Articles, news, reviews and information for the diabetic or caregivers
AddThis Social Bookmark Button

Fat Build Up Increases Risk Of Insulin Resistance For Texans

Posted on Jan 18th, 2007 in Foods & Eating, Information

As a young individual who lives in Dallas, Houston, Austin or other locations in Texas, you try to stay in shape. But maybe you’re still carrying a few extra pounds. Medical professionals have already linked your spare tire to the increased risk of diabetes. Now doctors are saying that upper trunk fat, which are deposits of fat on your chest and back, is associated with an increased risk of insulin resistance. And, as most of us know, this is a condition that is a precursor to type 2 diabetes. This is the first time an association like this has been demonstrated, medical researchers report.

This association was equal in both HIV and HIV-negative control subjects in the recent Study of Fat Redistribution and Metabolic Change in HIV Infection (FRAM). This is a national long-term longitudinal study of HIV-infected individuals taking modern antiretroviral therapy as well as HIV-negative controls.

The presence of visceral fat located between and around the internal organs was also associated with an increased risk of insulin resistance in both study groups. Researchers found that each type of fat contributes independently to insulin resistance, regardless of whether the other type of fat was present.

Lead author and FRAM principal investigator Carl Grunfeld, MD, PhD, chief of the metabolism and endocrine sections at SFVAMC explains, “We knew about the insulin resistance risk associated with visceral fat, which has been shown in previous studies, but no one had ever looked at the contribution of upper trunk fat. Strikingly, there was very little difference between HIV- infected people and controls. If you have fat up top, it’s bad for you.”

With insulin resistance, body cells become increasingly resistant to the action of insulin, which is a hormone that regulates blood glucose levels. The result is consistently high blood glucose having many negative effects on an individual’s health.

Researchers measured visceral and subcutaneous fat deposits in the legs, arms, upper trunk, and lower trunk of 926 HIV-infected subjects and 258 HIV-negative controls. Each group was divided into thirds, based on the amount of fat in each location.

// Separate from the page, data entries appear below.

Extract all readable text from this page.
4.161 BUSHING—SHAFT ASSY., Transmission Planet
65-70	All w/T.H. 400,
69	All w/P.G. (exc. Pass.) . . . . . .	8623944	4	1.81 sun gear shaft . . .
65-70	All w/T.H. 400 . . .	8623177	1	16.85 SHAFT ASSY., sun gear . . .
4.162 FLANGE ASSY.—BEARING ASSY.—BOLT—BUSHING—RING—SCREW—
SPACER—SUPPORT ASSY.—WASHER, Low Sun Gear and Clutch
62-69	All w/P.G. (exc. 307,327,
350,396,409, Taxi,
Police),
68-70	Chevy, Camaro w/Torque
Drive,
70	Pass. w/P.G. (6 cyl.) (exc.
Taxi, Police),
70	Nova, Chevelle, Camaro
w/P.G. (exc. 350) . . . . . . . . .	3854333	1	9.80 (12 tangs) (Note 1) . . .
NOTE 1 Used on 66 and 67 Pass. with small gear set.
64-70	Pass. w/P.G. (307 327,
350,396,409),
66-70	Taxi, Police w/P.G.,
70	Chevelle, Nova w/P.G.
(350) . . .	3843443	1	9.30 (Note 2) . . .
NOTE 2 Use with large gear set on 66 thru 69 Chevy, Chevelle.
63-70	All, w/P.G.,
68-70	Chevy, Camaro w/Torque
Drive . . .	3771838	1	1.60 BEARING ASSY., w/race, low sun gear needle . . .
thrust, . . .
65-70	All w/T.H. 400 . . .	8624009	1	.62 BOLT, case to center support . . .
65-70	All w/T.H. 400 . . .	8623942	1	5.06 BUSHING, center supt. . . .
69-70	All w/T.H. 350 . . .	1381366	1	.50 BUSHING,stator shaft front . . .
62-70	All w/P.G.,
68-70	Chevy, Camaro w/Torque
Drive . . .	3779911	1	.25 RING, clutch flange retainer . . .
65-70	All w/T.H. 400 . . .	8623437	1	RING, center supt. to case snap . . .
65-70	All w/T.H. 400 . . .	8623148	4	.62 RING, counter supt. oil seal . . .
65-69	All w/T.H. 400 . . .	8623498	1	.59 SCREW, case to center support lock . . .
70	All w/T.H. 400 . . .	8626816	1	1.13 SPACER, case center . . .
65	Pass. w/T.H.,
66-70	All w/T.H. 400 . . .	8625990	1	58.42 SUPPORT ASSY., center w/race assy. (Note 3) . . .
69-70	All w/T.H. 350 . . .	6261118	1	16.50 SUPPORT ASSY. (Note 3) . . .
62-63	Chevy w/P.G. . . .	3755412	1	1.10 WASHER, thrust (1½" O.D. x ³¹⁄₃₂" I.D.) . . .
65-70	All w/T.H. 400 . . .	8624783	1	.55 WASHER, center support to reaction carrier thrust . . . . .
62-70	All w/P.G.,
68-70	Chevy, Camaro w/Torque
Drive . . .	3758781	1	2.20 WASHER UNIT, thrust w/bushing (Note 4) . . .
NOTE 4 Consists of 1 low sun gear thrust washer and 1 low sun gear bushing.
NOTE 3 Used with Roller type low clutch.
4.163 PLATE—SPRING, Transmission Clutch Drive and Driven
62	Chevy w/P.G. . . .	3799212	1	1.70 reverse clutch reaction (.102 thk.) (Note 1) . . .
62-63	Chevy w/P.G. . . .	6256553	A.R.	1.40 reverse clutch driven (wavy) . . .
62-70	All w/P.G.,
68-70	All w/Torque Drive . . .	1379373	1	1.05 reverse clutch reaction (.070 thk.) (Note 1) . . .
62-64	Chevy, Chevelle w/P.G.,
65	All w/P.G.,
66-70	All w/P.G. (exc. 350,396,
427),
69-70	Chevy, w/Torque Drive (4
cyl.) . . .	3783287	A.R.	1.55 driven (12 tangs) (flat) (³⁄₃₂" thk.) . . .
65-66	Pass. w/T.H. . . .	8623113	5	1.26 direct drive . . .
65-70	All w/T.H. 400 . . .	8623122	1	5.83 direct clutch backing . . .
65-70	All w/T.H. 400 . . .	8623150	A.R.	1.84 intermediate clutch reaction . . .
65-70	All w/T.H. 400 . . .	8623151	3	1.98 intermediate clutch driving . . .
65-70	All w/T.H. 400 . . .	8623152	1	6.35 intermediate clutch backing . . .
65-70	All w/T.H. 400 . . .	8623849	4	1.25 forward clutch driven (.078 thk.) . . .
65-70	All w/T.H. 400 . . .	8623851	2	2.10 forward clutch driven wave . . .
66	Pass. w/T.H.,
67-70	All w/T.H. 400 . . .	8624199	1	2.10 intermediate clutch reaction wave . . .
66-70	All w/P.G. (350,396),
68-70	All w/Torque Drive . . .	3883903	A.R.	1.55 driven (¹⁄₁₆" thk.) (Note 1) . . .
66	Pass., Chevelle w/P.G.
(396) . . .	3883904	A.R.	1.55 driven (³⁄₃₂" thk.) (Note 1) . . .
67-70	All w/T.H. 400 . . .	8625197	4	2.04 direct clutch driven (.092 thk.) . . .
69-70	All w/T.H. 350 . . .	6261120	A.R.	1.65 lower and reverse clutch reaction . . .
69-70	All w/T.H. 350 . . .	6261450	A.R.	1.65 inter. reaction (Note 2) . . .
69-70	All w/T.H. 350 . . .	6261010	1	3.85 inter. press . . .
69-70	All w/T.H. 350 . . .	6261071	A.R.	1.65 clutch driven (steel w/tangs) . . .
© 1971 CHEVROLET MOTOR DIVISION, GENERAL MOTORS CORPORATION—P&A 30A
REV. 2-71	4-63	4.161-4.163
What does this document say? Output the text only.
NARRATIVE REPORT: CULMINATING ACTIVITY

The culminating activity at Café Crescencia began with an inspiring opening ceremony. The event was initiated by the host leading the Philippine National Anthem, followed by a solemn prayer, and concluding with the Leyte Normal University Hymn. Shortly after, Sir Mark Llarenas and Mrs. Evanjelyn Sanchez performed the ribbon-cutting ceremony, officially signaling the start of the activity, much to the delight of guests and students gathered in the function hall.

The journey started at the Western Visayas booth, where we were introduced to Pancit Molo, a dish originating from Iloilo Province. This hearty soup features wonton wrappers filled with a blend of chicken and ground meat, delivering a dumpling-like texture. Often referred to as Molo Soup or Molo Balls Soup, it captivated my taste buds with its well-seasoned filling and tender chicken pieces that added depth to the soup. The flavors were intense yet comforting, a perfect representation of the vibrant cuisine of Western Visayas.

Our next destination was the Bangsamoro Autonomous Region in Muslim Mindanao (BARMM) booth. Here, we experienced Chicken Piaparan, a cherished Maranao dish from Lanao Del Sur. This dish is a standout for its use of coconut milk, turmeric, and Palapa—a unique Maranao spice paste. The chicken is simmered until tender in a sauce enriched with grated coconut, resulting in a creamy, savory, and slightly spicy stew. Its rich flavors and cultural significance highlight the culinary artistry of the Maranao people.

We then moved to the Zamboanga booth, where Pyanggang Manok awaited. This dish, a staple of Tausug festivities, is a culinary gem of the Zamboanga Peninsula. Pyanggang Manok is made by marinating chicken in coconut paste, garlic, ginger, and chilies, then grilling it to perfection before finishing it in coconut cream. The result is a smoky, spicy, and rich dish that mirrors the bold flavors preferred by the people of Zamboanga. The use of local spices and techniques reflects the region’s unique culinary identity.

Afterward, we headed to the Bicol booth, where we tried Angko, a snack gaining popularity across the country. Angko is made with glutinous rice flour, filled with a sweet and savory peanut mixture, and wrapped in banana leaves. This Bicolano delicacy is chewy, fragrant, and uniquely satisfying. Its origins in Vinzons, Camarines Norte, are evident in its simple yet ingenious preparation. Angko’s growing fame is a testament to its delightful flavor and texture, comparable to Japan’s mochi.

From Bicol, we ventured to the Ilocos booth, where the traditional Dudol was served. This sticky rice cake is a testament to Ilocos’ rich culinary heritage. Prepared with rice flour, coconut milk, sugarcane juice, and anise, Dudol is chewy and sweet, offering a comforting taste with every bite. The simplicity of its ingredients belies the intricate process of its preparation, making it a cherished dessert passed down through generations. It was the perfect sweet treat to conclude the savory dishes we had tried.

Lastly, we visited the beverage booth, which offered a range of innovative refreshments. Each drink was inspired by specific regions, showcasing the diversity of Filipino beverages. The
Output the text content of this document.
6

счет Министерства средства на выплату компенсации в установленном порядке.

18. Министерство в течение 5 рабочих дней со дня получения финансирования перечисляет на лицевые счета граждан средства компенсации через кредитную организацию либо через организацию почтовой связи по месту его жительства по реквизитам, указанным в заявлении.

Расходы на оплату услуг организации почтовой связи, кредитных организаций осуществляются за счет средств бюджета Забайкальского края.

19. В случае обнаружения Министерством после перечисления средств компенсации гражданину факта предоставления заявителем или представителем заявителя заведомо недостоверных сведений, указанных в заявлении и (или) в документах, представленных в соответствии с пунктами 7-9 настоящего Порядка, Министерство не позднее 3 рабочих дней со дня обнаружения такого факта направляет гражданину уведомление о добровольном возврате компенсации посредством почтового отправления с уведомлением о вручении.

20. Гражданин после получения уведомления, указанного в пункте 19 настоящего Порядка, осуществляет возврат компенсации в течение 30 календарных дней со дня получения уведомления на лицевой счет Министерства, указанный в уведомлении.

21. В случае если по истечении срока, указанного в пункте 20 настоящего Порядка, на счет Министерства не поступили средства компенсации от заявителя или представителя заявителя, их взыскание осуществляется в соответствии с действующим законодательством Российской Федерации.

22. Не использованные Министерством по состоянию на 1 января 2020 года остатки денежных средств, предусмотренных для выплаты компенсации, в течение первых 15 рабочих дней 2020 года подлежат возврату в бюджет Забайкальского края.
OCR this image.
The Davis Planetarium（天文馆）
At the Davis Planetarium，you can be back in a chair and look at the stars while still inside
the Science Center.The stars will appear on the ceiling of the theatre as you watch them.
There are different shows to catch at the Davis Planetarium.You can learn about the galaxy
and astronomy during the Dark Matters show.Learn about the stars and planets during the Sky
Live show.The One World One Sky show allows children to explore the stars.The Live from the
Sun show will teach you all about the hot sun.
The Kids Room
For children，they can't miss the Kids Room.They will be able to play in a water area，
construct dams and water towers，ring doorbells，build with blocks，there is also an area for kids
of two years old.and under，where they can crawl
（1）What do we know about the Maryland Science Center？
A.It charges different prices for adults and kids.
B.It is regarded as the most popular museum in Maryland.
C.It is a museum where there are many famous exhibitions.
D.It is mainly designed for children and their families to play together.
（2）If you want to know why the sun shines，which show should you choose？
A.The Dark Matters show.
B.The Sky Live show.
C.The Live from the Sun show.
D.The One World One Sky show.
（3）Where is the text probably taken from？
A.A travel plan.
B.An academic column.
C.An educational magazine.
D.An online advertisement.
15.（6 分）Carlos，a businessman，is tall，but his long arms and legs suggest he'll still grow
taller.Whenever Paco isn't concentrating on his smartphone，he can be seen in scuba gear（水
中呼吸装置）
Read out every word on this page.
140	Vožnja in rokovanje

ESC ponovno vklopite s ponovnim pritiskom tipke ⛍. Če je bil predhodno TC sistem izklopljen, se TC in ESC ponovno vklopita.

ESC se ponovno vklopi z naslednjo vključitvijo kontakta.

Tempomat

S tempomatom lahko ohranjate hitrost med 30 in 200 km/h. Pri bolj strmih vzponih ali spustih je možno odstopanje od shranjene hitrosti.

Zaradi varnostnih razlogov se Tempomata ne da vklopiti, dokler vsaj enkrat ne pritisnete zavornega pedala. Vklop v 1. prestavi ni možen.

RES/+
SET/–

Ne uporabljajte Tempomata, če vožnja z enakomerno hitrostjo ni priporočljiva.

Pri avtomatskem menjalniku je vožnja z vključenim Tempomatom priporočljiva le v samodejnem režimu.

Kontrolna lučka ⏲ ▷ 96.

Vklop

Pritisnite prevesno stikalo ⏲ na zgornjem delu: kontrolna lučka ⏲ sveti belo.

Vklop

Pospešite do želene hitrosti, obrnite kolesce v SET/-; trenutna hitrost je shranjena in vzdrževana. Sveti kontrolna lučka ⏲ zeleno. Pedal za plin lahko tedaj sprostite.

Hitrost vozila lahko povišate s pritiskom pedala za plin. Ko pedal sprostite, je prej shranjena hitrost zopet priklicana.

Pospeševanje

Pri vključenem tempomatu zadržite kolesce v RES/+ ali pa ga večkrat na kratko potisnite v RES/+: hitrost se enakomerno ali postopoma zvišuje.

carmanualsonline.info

With the HIV infected subjects in the highest third of upper trunk fat, 57 percent showed insulin resistance. Within that group, half did not have high visceral fat. Among the highest third of control groups with upper trunk fat, 61 percent were insulin resistant. Again, a third of that group did not have high visceral fat.

“So, basically, there are people who have a lot of fat in their upper trunk and not so much inside their belly, yet they are at risk for insulin resistance,” reports Grunfeld, who is also a professor of medicine at the University of California, San Francisco (UCSF). “And there are people with a lot of visceral fat but not upper trunk fat who are in the same boat. But if you’ve got both, it’s a double whammy. Your risk of insulin resistance is quite high.”

Researchers also looked at all regions of the body where fat is deposited in order to investigate abnormalities in fat distribution that have been reported in HIV infection. In particular, there is the “buffalo hump,” a prominent fat deposit in the middle of the upper back. “But we found that fat in that area was present, and associated with the same risk for insulin resistance, in both HIV infected and control subjects,” Grunfeld says.

He further explains that there is a lack of difference in risk between HIV- infected and HIV- negative subjects,; noting that two- thirds of all Americans are overweight and one- third are obese. “With the new, highly effective antiretroviral medications, Americans with HIV now have the same weight problems as everybody else,” he says. “No matter who you are, if you eat too much and you don’t exercise, you’re going to be at risk for insulin resistance, cardiovascular disease, and every other problem associated with being overweight.”

Minding your weight and your health will certainly affect you as you age, and eventually affect your wallet as well.